C’est une question d’émotions

La procrastination se présente sur une espèce de continuum ayant pour extrémités le report du début d’une tâche et l’abandon complet de la tâche. Si l’intervenante ou l’intervenant scolaire peut aider l’élève à s’attaquer aux raisons émotionnelles qui l’amènent à reporter le début d’une tâche ou à choisir de ne pas l’achever, le chemin de la victoire sur la procrastination peut devenir une avenue régénératrice pour l’élève. Il sera important de lui rappeler que ce n’est pas une question de paresse. En fait, c’est très probablement la crainte qui paralyse l’élève, et si on arrive à faire face à ces craintes, il est possible de s’attaquer avec succès à la procrastination.

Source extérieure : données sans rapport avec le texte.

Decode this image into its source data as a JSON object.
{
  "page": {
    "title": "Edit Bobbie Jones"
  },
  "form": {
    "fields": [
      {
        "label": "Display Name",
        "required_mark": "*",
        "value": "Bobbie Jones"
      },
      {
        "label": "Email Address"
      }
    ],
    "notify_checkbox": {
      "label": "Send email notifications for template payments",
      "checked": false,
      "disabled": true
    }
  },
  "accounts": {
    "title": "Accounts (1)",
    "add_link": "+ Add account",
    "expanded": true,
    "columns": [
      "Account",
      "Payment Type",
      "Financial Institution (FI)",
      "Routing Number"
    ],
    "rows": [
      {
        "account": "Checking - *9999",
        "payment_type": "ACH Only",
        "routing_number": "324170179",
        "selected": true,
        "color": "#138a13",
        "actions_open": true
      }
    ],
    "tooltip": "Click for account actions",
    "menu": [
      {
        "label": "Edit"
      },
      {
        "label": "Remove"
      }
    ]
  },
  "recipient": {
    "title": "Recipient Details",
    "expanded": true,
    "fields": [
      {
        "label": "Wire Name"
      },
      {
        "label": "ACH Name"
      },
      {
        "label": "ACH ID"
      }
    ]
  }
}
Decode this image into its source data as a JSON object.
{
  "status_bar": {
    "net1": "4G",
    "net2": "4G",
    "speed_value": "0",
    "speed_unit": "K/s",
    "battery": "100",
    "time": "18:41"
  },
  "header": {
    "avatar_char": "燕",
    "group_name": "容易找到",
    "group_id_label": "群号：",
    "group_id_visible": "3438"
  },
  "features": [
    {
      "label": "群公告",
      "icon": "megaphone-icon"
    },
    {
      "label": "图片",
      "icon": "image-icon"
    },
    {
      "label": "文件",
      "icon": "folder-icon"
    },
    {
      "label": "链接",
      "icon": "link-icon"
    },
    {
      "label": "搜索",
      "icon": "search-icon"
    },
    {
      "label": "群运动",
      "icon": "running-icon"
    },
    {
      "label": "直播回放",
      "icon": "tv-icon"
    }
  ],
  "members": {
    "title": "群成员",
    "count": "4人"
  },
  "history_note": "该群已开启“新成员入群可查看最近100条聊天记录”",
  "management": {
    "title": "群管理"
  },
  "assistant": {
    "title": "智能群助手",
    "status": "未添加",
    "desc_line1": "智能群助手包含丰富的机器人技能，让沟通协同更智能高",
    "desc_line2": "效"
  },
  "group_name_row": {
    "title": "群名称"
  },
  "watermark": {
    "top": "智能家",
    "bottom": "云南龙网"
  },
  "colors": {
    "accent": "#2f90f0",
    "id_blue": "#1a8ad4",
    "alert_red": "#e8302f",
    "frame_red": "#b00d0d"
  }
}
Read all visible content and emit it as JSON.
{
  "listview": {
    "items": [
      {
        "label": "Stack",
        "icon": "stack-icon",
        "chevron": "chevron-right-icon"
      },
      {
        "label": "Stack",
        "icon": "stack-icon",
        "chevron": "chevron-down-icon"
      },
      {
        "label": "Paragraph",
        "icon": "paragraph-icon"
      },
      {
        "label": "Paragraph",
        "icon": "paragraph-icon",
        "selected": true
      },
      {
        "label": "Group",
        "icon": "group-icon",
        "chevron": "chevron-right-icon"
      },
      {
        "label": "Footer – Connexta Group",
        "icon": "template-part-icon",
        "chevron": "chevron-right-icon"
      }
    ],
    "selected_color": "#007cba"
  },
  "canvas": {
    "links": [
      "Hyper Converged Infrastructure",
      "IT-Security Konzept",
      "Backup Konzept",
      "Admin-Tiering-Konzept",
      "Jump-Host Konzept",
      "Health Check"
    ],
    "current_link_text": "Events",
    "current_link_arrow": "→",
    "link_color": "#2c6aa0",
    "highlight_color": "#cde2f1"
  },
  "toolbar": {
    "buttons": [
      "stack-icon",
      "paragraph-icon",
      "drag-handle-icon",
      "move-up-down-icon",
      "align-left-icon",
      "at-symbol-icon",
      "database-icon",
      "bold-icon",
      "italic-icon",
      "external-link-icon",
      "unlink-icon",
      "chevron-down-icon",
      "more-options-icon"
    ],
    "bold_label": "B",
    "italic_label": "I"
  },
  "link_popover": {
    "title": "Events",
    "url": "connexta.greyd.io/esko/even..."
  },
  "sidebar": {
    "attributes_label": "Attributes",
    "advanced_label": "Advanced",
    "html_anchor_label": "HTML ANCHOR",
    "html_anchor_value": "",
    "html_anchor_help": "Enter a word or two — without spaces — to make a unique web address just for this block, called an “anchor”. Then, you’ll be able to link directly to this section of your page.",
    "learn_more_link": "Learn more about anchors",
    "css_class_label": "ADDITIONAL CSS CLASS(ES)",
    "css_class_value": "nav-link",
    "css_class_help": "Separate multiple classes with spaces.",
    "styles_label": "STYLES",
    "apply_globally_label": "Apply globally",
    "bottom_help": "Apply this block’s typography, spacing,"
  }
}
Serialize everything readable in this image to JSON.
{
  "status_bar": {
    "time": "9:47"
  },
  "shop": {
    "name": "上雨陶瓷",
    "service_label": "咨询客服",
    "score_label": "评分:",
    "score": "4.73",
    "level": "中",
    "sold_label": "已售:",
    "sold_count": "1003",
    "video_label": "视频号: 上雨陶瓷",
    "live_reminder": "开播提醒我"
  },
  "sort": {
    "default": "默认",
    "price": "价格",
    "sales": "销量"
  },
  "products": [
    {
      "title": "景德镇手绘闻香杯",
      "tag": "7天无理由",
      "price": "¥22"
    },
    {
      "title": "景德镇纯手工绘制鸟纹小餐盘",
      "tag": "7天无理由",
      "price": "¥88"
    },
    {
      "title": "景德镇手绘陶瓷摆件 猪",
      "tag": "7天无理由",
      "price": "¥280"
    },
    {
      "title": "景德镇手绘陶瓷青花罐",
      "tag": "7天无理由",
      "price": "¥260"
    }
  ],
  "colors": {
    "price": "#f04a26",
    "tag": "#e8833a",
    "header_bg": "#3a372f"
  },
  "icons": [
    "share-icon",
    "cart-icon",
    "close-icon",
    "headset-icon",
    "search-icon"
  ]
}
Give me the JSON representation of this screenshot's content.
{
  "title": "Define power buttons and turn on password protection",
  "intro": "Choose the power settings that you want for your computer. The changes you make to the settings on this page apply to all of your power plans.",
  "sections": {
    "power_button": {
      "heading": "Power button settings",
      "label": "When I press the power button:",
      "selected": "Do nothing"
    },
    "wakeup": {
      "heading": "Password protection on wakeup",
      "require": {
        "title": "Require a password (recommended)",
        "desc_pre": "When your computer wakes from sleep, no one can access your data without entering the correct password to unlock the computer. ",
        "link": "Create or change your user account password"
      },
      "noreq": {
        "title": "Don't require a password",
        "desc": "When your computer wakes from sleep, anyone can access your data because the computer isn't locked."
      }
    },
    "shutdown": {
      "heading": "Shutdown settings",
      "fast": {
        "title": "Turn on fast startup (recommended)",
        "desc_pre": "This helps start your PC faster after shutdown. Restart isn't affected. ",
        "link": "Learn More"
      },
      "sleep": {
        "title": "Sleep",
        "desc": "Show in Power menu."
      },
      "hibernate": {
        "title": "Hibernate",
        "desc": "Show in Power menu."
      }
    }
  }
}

Eh oui, la procrastination a eu un rôle à jouer

Au début de ce texte, je me demandais si la procrastination était le principal problème qui avait retardé la rédaction de ma chronique. Certes, des reports inutiles ont précédé le processus de rédaction, mais, peut-être sans m’en apercevoir, j’ai fait face à mes émotions négatives et j’ai vaincu ma réticence à commencer. Sur la voie cahoteuse de la procrastination, je n’ai pas succombé à ses obstacles les plus négatifs. J’ai respecté la date et l’heure de tombée (à la minute près), et le processus de publication s’est poursuivi sans encombre. Nous verrons comment ça se passera quand je devrai rédiger ma prochaine chronique La tranquillité d’esprit. Je procéderai certainement à un inventaire émotionnel si je constate que je retarde indûment le traitement de mon prochain sujet.